I criteri dell’offerta

Nel secondo trimestre del 2019 i criteri di offerta sui prestiti alle imprese hanno registrato un moderato inasprimento che ha riflesso un lieve aumento della percezione del rischio tra gli intermediari; quelli sui finanziamenti alle famiglie per l’acquisto di abitazioni sono rimasti invariati. “Per il trimestre in corso, gli intermediari si attendono un lieve allentamento delle condizioni di offerta per i prestiti alle imprese e un contenuto irrigidimento per i mutui alle famiglie”, si legge nella nota di Bankitalia.

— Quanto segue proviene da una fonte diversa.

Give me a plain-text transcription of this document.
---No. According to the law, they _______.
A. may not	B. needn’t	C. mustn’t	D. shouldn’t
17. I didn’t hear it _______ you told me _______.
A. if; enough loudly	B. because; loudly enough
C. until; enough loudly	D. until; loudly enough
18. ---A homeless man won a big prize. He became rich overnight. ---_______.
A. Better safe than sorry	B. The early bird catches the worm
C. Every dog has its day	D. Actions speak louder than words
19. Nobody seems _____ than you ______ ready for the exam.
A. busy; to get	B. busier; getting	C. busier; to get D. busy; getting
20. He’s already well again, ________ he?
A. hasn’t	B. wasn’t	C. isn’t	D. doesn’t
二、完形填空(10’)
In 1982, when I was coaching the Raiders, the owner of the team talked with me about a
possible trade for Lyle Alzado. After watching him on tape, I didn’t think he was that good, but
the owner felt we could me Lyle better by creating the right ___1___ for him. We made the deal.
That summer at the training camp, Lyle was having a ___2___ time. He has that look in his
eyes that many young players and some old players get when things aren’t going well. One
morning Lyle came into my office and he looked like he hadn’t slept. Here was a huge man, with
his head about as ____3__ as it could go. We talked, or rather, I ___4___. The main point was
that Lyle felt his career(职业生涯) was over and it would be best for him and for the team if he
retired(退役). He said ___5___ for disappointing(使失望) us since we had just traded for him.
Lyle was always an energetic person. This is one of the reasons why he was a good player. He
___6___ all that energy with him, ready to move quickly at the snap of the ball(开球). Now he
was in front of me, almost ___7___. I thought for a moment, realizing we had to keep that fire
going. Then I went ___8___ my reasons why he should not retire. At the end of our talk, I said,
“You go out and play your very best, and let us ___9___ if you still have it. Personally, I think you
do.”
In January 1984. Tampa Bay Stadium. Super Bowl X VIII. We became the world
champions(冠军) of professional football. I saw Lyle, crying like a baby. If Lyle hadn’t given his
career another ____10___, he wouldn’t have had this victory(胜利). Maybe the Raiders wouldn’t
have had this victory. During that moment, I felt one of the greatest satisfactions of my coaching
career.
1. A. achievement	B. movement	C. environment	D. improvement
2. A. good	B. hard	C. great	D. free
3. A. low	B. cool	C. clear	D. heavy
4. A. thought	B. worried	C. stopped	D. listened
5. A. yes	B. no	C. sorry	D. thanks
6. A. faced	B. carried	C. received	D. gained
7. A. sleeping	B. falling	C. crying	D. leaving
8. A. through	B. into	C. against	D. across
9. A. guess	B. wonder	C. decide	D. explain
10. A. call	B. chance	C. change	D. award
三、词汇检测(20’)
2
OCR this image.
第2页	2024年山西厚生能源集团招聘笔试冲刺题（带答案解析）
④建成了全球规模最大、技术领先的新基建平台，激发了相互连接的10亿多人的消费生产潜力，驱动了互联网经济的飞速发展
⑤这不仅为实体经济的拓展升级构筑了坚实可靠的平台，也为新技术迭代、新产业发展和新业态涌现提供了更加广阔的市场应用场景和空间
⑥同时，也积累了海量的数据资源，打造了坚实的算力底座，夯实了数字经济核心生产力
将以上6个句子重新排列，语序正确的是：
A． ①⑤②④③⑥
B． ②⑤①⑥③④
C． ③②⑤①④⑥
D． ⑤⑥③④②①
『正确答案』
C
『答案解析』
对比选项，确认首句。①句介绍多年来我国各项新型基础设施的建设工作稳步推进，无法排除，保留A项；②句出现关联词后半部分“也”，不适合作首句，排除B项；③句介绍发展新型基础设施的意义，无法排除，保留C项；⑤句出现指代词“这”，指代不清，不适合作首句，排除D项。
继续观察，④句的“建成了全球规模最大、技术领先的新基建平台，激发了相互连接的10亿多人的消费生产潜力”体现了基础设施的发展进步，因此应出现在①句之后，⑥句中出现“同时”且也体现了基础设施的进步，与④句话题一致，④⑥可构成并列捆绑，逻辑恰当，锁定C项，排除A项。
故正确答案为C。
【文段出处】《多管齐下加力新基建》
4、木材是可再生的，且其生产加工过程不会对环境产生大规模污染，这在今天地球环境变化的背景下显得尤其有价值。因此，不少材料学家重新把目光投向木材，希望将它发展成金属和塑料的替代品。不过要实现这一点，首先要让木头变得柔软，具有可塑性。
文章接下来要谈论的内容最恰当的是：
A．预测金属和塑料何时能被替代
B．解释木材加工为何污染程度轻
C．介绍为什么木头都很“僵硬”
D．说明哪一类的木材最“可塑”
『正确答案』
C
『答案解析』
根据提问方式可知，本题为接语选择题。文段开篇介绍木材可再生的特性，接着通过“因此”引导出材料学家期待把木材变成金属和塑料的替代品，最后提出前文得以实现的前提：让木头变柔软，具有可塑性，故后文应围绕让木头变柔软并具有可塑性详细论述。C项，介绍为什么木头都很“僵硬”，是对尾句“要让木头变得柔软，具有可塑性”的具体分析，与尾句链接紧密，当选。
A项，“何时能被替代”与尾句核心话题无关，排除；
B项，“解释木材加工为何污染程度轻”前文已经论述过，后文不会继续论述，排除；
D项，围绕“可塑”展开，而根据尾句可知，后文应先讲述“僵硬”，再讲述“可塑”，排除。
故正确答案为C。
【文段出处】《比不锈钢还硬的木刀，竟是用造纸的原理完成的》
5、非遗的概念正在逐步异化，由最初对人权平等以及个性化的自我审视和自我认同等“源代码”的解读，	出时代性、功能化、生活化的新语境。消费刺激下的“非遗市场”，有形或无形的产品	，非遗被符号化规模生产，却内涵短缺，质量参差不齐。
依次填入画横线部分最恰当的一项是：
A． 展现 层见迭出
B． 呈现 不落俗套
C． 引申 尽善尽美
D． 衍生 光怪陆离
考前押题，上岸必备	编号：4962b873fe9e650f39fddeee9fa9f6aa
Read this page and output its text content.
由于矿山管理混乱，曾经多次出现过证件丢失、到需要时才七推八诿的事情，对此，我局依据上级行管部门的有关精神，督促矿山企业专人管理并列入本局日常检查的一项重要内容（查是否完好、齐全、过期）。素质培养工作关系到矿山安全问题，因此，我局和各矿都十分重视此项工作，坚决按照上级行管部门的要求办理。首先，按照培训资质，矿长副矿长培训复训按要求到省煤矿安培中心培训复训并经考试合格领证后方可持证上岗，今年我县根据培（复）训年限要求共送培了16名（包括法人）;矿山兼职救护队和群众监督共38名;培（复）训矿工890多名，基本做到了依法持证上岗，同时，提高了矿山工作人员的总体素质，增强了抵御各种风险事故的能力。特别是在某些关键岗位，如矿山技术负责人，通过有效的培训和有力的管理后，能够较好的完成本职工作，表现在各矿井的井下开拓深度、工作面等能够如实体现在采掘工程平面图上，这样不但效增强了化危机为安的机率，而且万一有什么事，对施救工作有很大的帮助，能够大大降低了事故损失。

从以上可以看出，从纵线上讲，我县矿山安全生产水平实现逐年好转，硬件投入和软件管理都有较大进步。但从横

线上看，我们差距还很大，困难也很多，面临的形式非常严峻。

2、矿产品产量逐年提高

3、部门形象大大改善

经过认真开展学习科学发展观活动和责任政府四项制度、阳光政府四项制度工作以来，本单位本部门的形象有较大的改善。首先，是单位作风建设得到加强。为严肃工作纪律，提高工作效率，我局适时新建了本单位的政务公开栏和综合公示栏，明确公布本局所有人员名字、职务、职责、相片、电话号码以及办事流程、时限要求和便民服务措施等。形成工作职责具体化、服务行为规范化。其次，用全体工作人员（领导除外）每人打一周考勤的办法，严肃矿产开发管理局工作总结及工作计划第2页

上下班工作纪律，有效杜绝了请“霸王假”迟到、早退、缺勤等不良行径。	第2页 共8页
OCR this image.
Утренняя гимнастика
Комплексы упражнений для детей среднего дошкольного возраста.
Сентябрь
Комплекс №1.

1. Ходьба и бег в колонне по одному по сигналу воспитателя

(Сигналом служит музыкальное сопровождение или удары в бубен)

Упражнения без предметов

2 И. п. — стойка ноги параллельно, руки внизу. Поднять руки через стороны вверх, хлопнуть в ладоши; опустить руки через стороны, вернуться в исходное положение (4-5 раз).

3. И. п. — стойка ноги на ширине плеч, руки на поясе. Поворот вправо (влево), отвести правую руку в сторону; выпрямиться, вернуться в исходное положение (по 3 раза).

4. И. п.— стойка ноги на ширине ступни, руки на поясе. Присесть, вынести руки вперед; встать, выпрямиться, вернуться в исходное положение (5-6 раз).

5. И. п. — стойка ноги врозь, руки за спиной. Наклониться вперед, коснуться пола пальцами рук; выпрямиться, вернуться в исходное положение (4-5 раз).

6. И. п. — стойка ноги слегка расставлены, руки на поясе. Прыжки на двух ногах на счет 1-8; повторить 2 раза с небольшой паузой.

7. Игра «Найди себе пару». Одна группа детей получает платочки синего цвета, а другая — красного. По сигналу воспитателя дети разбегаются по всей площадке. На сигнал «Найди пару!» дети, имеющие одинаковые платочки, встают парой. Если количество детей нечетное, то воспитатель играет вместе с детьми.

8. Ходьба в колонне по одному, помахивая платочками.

La domanda di finanziamenti

La domanda di finanziamenti da parte sia delle imprese sia delle famiglie ha registrato un moderato incremento. Per le imprese, il contributo espansivo degli investimenti fissi e il basso livello dei tassi di interesse hanno più che compensato il lieve impatto negativo esercitato dal ricorso alle fonti di finanziamento alternative. “Per le famiglie, la domanda è stata sostenuta dal contributo positivo delle prospettive del mercato degli immobili residenziali e dei bassi tassi di interesse – precisa la Banca d’Italia -. In prospettiva, la domanda di prestiti da parte delle imprese resterebbe invariata, mentre quella delle famiglie si rafforzerebbe”.